We recently discussed how the failure to create even a most basic estate plan can lead to unintentional and disastrous results. In our example, the decedent, who lived with his partner for over 25 years, failed to create a will to bequeath his house to her. In another example, with positive results, the decedent’s handwritten will was sufficient to bequeath all of her assets, including her home, to her longtime partner. In the first case, the decedent inadvertently disinherited his long term life partner, and in the second case, the decedent ensured that her life partner was secure in their family home and savings.
Now, I want to discuss Arizona state retirement accounts, which are earned by state employees. In 2016, approximately 34,000 state employees were entitled to participate in the state retirement system.
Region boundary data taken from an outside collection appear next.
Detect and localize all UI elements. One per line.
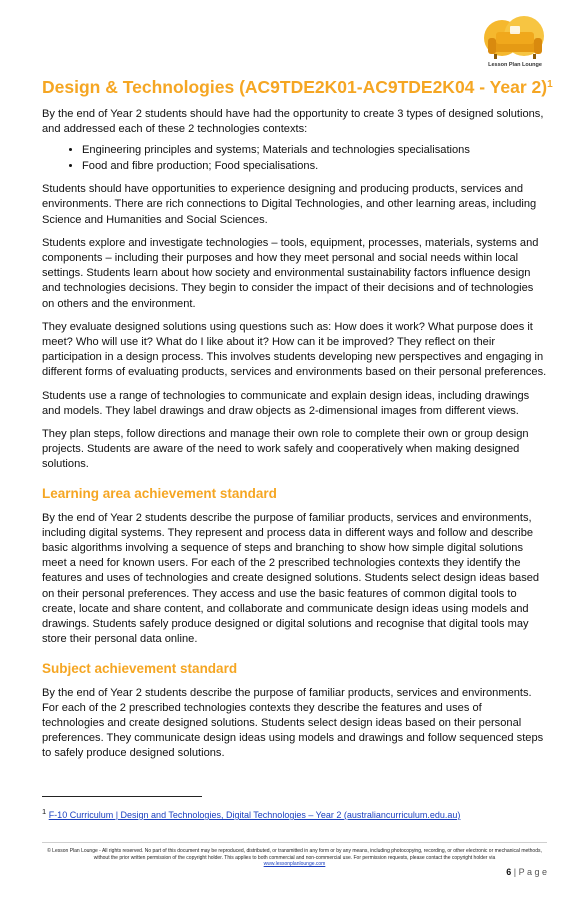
couch-icon [478,16,552,64]
intro-paragraph: By the end of Year 2 students should have had the opportunity to create 3 types of designed solutions, and addressed each of these 2 technologies contexts: [42,108,544,136]
page-title [42,76,553,98]
paragraph: Students should have opportunities to experience designing and producing products, services and environments. There are rich connections to Digital Technologies, and other learning areas, including Science and Humanities and Social Sciences. [42,183,537,226]
footnote-number: 1 [42,807,47,816]
footnote-ref[interactable]: 1 [547,79,553,90]
footnote-link[interactable]: F-10 Curriculum | Design and Technologies, Digital Technologies – Year 2 (australiancurriculum.edu.au) [48,810,461,820]
footnote [42,806,460,821]
page-number-value: 6 [506,867,512,877]
website-link[interactable]: www.lessonplanlounge.com [263,861,326,867]
copyright-text: © Lesson Plan Lounge - All rights reserved. No part of this document may be reproduced, distributed, or transmitted in any form or by any means, including photocopying, recording, or other electronic or mechanical methods, without the prior written permission of the copyright holder. This applies to both commercial and non-commercial use. For permission requests, please contact the copyright holder via [47,848,542,861]
footnote-divider [42,796,202,797]
title-text: Design & Technologies (AC9TDE2K01-AC9TDE2K04 - Year 2) [42,77,548,97]
paragraph: Students explore and investigate technologies – tools, equipment, processes, materials, systems and components – including their purposes and how they meet personal and social needs within local settings. Students learn about how society and environmental sustainability factors influence design and technologies decisions. They begin to consider the impact of their decisions and of technologies on others and the environment. [42,236,539,310]
subject-heading: Subject achievement standard [42,660,238,676]
learning-area-heading: Learning area achievement standard [42,485,277,501]
copyright-notice [42,848,547,868]
list-item: • Food and fibre production; Food specialisations. [82,159,547,174]
footer-divider [42,842,547,843]
contexts-list [42,143,547,174]
paragraph: Students use a range of technologies to communicate and explain design ideas, including drawings and models. They label drawings and draw objects as 2-dimensional images from different views. [42,389,530,417]
list-item: • Engineering principles and systems; Materials and technologies specialisations [82,143,547,158]
paragraph: They evaluate designed solutions using questions such as: How does it work? What purpose does it meet? Who will use it? What do I like about it? How can it be improved? They reflect on their participation in a design process. This involves students developing new perspectives and engaging in different forms of evaluating products, services and environments based on their personal preferences. [42,320,547,379]
main-content [42,76,553,762]
subject-paragraph: By the end of Year 2 students describe the purpose of familiar products, services and environments. For each of the 2 prescribed technologies contexts they describe the features and uses of technologies and create designed solutions. Students select design ideas based on their personal preferences. They communicate design ideas using models and drawings and follow sequenced steps to safely produce designed solutions. [42,686,544,760]
lesson-plan-lounge-logo [478,16,552,76]
page-label: P a g e [518,867,547,877]
paragraph: They plan steps, follow directions and manage their own role to complete their own or group design projects. Students are aware of the need to work safely and cooperatively when making designed solutions. [42,428,529,471]
logo-text: Lesson Plan Lounge [488,62,542,68]
page-number: 6 | P a g e [506,867,547,877]
learning-area-paragraph: By the end of Year 2 students describe the purpose of familiar products, services and environments, including digital systems. They represent and process data in different ways and follow and describe basic algorithms involving a sequence of steps and branching to show how simple digital solutions meet a need for known users. For each of the 2 prescribed technologies contexts they identify the features and uses of technologies and create designed solutions. Students select design ideas based on their personal preferences. They access and use the basic features of common digital tools to create, locate and share content, and collaborate and communicate design ideas using models and drawings. Students safely produce designed or digital solutions and recognise that digital tools may store their personal data online. [42,511,540,646]
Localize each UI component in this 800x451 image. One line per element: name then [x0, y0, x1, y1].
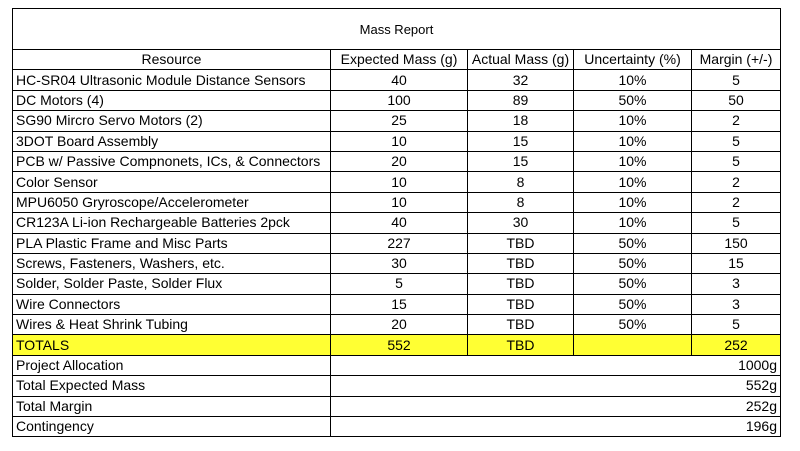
uncertainty-cell: 50%: [574, 233, 692, 253]
resource-cell: MPU6050 Gryroscope/Accelerometer: [13, 192, 331, 212]
table-row: [13, 294, 781, 314]
margin-cell: 2: [692, 111, 781, 131]
margin-cell: 2: [692, 192, 781, 212]
summary-label: Total Margin: [13, 396, 331, 416]
actual-mass-cell: TBD: [468, 315, 574, 335]
resource-cell: Wire Connectors: [13, 294, 331, 314]
expected-mass-cell: 20: [331, 151, 468, 171]
summary-value: 252g: [331, 396, 781, 416]
summary-row: [13, 396, 781, 416]
table-row: [13, 131, 781, 151]
title-row: [13, 9, 781, 50]
margin-cell: 15: [692, 253, 781, 273]
uncertainty-cell: 10%: [574, 131, 692, 151]
header-row: [13, 50, 781, 70]
uncertainty-cell: 50%: [574, 90, 692, 110]
resource-cell: HC-SR04 Ultrasonic Module Distance Sensors: [13, 70, 331, 90]
resource-cell: Screws, Fasteners, Washers, etc.: [13, 253, 331, 273]
actual-mass-cell: 89: [468, 90, 574, 110]
totals-margin: 252: [692, 335, 781, 355]
expected-mass-cell: 100: [331, 90, 468, 110]
expected-mass-cell: 20: [331, 315, 468, 335]
expected-mass-cell: 10: [331, 192, 468, 212]
header-uncertainty: Uncertainty (%): [574, 50, 692, 70]
totals-uncertainty: [574, 335, 692, 355]
uncertainty-cell: 10%: [574, 172, 692, 192]
uncertainty-cell: 10%: [574, 70, 692, 90]
resource-cell: SG90 Mircro Servo Motors (2): [13, 111, 331, 131]
margin-cell: 5: [692, 70, 781, 90]
totals-actual-mass: TBD: [468, 335, 574, 355]
summary-row: [13, 376, 781, 396]
summary-label: Project Allocation: [13, 355, 331, 375]
table-row: [13, 192, 781, 212]
expected-mass-cell: 40: [331, 70, 468, 90]
margin-cell: 5: [692, 151, 781, 171]
table-row: [13, 70, 781, 90]
mass-report: [12, 8, 781, 437]
resource-cell: Wires & Heat Shrink Tubing: [13, 315, 331, 335]
actual-mass-cell: 8: [468, 172, 574, 192]
uncertainty-cell: 50%: [574, 294, 692, 314]
table-row: [13, 151, 781, 171]
margin-cell: 3: [692, 274, 781, 294]
uncertainty-cell: 10%: [574, 192, 692, 212]
margin-cell: 5: [692, 315, 781, 335]
actual-mass-cell: TBD: [468, 233, 574, 253]
uncertainty-cell: 10%: [574, 111, 692, 131]
resource-cell: DC Motors (4): [13, 90, 331, 110]
uncertainty-cell: 50%: [574, 315, 692, 335]
resource-cell: Solder, Solder Paste, Solder Flux: [13, 274, 331, 294]
margin-cell: 5: [692, 131, 781, 151]
actual-mass-cell: 8: [468, 192, 574, 212]
resource-cell: 3DOT Board Assembly: [13, 131, 331, 151]
table-row: [13, 213, 781, 233]
resource-cell: PCB w/ Passive Compnonets, ICs, & Connectors: [13, 151, 331, 171]
margin-cell: 50: [692, 90, 781, 110]
actual-mass-cell: 15: [468, 131, 574, 151]
totals-expected-mass: 552: [331, 335, 468, 355]
summary-row: [13, 417, 781, 437]
expected-mass-cell: 15: [331, 294, 468, 314]
uncertainty-cell: 50%: [574, 253, 692, 273]
summary-label: Contingency: [13, 417, 331, 437]
resource-cell: CR123A Li-ion Rechargeable Batteries 2pck: [13, 213, 331, 233]
expected-mass-cell: 10: [331, 172, 468, 192]
header-expected-mass: Expected Mass (g): [331, 50, 468, 70]
mass-report-table: [12, 8, 781, 437]
table-row: [13, 274, 781, 294]
report-title: Mass Report: [13, 9, 781, 50]
summary-value: 552g: [331, 376, 781, 396]
margin-cell: 3: [692, 294, 781, 314]
uncertainty-cell: 10%: [574, 213, 692, 233]
resource-cell: Color Sensor: [13, 172, 331, 192]
table-row: [13, 90, 781, 110]
actual-mass-cell: TBD: [468, 253, 574, 273]
header-margin: Margin (+/-): [692, 50, 781, 70]
actual-mass-cell: 30: [468, 213, 574, 233]
expected-mass-cell: 25: [331, 111, 468, 131]
totals-label: TOTALS: [13, 335, 331, 355]
expected-mass-cell: 227: [331, 233, 468, 253]
expected-mass-cell: 5: [331, 274, 468, 294]
table-row: [13, 172, 781, 192]
header-actual-mass: Actual Mass (g): [468, 50, 574, 70]
actual-mass-cell: 18: [468, 111, 574, 131]
actual-mass-cell: TBD: [468, 274, 574, 294]
actual-mass-cell: 32: [468, 70, 574, 90]
summary-value: 1000g: [331, 355, 781, 375]
margin-cell: 150: [692, 233, 781, 253]
header-resource: Resource: [13, 50, 331, 70]
table-row: [13, 111, 781, 131]
uncertainty-cell: 10%: [574, 151, 692, 171]
table-row: [13, 233, 781, 253]
expected-mass-cell: 40: [331, 213, 468, 233]
actual-mass-cell: TBD: [468, 294, 574, 314]
resource-cell: PLA Plastic Frame and Misc Parts: [13, 233, 331, 253]
expected-mass-cell: 30: [331, 253, 468, 273]
margin-cell: 5: [692, 213, 781, 233]
summary-value: 196g: [331, 417, 781, 437]
summary-label: Total Expected Mass: [13, 376, 331, 396]
table-row: [13, 253, 781, 273]
actual-mass-cell: 15: [468, 151, 574, 171]
expected-mass-cell: 10: [331, 131, 468, 151]
table-row: [13, 315, 781, 335]
totals-row: [13, 335, 781, 355]
summary-row: [13, 355, 781, 375]
margin-cell: 2: [692, 172, 781, 192]
uncertainty-cell: 50%: [574, 274, 692, 294]
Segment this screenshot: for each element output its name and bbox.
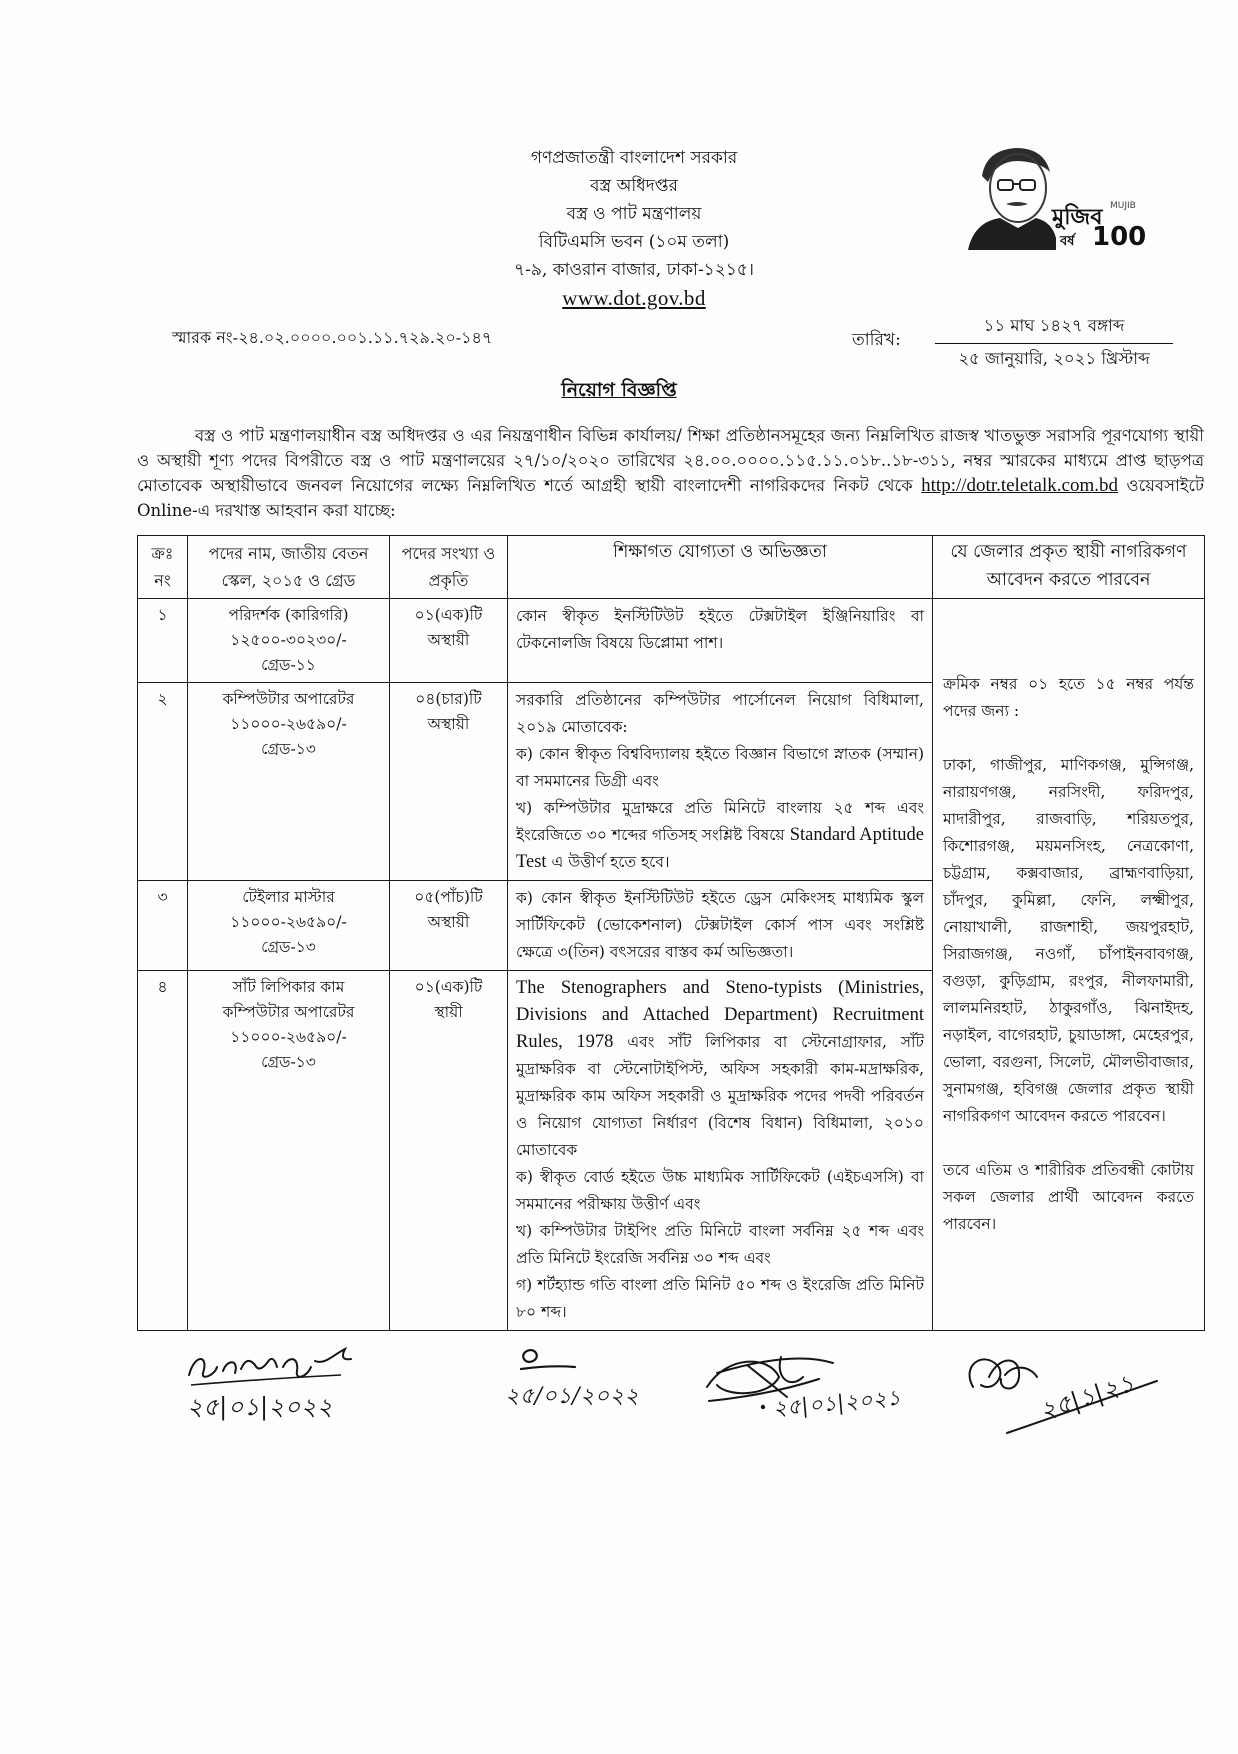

These accounts include death benefits. We recently encountered a situation where the failure to designate a beneficiary to state retirement benefits once again resulted in an inadvertent disinheritance of a longtime partner.
On most pay on death (P.O.D.) accounts, such as life insurance or IRAs, one’s estate is the beneficiary by default of proceeds or benefits. For example, if I fail to designate a life insurance beneficiary, the proceeds will be paid to my estate. If I have a will, beneficiaries named in my will receive the distribution.
However, state retirement benefits follow a different rule. A.R.S. §38-762 (for those of you who want to Google it) provides that, in the absence of a named beneficiary, the benefits are paid to the decedent’s heirs. Because Arizona doesn’t recognize common law marriage, a long-term domestic partner is not treated as an heir and will not receive a share of the benefit. In our case, the decedent’s closest surviving heir was her father who received her retirement benefit instead of her partner.
These examples underscore the risk of ignoring one’s estate plan, particularly if your chosen beneficiaries are not your heirs.
Creating an estate plan avoids unintentional consequences and in some cases some very sad results. Include creating or updating your estate plan in your New Year resolutions!